Laparoscopic ovarian cystectomy is a common surgical procedure. FIGS. 4A, 4B, 5A, and 5B illustrate such a laparoscopic procedure for draining and removing an ovarian cyst using the principles of the present invention. As with conventional laparoscopic surgery, lateral and/or umbilical incisions made using e.g., (5, 7 or 10 mm) dilating tip trocars to create entry sites. An endoscope and a 310 mm suction forceps are introduced into the abdomen through the entry sites. The abdomen is distended with carbon dioxide gas, where pressures in the abdomen should not exceed about 20 mm Hg. Under endoscopic observation, the suction forceps approaches the ovarian cyst. As the forceps draws near the cyst, the suction dome is deployed using retraction a control mechanism (not shown). A sufficient amount of suction is applied through the suction port to draw the cyst into reliable contact with the permeable membrane of the dome.

Once the cyst has been reliably grasped by the forceps, it is held in place while being dissected from the surrounding ovarian tissue using a secondary laparoscopic device. At this point, the cyst is able to be lifted and freely moved in any direction. To prepare the cyst for removal from the body, an aspiration needle is translated through a needle channel in the forceps, through the interior of the suction dome, and inserted into the cyst. The cyst is drained through the needle using conventional aspiration techniques.

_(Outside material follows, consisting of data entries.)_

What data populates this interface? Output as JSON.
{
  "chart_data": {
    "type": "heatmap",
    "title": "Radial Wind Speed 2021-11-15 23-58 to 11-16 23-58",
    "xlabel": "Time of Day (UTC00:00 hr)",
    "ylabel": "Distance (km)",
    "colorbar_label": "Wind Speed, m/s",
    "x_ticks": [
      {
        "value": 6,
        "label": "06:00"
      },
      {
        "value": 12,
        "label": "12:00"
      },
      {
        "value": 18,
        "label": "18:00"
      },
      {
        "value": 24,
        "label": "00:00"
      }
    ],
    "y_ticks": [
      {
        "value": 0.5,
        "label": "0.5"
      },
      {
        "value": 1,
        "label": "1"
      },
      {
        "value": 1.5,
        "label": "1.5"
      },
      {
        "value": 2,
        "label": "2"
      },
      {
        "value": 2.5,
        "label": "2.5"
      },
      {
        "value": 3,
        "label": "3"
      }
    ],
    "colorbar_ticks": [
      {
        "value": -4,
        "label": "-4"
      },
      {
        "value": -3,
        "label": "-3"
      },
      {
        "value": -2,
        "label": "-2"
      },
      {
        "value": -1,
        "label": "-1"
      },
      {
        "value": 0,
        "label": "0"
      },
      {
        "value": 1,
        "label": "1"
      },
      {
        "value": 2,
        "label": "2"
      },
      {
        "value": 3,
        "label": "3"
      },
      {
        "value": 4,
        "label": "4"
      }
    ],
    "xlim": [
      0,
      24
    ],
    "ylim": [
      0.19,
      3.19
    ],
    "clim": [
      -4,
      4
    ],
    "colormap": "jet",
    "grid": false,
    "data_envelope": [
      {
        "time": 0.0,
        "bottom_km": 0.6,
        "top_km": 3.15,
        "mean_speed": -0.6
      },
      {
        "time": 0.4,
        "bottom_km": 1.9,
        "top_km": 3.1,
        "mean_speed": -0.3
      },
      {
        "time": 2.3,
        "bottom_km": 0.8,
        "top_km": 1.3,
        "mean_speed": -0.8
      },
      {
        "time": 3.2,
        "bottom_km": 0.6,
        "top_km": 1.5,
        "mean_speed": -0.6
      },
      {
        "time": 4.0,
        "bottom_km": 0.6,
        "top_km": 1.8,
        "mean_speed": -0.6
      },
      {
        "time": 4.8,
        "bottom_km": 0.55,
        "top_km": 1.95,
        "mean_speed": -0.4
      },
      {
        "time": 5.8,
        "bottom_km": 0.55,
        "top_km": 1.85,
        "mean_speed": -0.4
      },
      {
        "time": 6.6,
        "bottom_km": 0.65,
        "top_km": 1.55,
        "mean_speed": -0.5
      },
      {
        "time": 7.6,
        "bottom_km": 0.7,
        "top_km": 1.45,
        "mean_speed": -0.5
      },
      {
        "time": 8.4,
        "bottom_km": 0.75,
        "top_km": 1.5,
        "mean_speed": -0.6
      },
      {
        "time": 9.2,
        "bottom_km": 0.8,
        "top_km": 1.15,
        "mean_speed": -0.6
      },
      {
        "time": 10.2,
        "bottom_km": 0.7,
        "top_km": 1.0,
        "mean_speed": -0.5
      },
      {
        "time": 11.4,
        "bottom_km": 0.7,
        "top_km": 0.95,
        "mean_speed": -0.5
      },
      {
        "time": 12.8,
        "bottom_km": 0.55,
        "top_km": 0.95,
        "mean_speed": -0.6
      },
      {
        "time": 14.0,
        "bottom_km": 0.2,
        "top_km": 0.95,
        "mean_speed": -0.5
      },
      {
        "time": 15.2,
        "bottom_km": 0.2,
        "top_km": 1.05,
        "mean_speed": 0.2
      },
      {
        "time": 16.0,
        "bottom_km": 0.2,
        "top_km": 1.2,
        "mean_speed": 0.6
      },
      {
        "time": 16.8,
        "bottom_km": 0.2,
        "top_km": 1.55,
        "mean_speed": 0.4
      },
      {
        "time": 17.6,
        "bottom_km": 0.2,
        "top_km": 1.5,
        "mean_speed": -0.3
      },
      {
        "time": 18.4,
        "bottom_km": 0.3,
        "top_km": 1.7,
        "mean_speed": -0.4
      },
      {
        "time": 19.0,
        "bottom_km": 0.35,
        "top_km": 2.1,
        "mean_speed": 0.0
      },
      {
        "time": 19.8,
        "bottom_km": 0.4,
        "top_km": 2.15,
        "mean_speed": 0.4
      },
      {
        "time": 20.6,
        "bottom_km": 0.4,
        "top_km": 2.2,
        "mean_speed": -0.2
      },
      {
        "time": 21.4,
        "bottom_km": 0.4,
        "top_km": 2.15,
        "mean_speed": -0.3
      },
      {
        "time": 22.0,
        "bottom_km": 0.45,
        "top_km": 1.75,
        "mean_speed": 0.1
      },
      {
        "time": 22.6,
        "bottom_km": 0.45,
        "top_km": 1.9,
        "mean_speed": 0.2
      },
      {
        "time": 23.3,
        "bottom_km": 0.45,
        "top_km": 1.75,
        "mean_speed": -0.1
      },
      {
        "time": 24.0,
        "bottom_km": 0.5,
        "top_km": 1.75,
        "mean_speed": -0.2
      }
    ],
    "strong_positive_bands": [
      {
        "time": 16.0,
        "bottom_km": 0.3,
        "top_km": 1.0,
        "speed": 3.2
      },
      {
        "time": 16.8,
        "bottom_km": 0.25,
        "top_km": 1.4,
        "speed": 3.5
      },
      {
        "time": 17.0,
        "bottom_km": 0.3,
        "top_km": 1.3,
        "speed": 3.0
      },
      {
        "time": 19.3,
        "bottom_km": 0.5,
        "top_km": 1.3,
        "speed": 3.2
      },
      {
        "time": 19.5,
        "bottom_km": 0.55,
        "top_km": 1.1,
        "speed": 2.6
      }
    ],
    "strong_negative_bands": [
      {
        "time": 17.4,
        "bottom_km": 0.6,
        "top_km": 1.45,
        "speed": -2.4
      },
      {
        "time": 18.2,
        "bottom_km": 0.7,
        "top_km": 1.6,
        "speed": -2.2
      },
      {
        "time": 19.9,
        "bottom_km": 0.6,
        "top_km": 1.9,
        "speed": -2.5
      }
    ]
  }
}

Upon complete drainage, the outer membrane of the suction dome is collapsed (e.g., by closing support arms) around part of the cyst. Suction is maintained to retain good contact between the membrane and the tissue. The support arms in the outer membrane help grasp and secure the deflated cyst. The suction forceps is withdrawn through the access port and the cyst pulled out intact though the abdomen. Alternatively, the cyst may be placed into an endo-bag for deflation and subsequent removal.

While various preferred embodiments have been shown and described, it will be understood that there is no intent to limit the invention by such disclosure. Rather, the disclosure is intended to cover all modifications and alternative constructions falling within the spirit and scope of the invention as defined in the appended claims.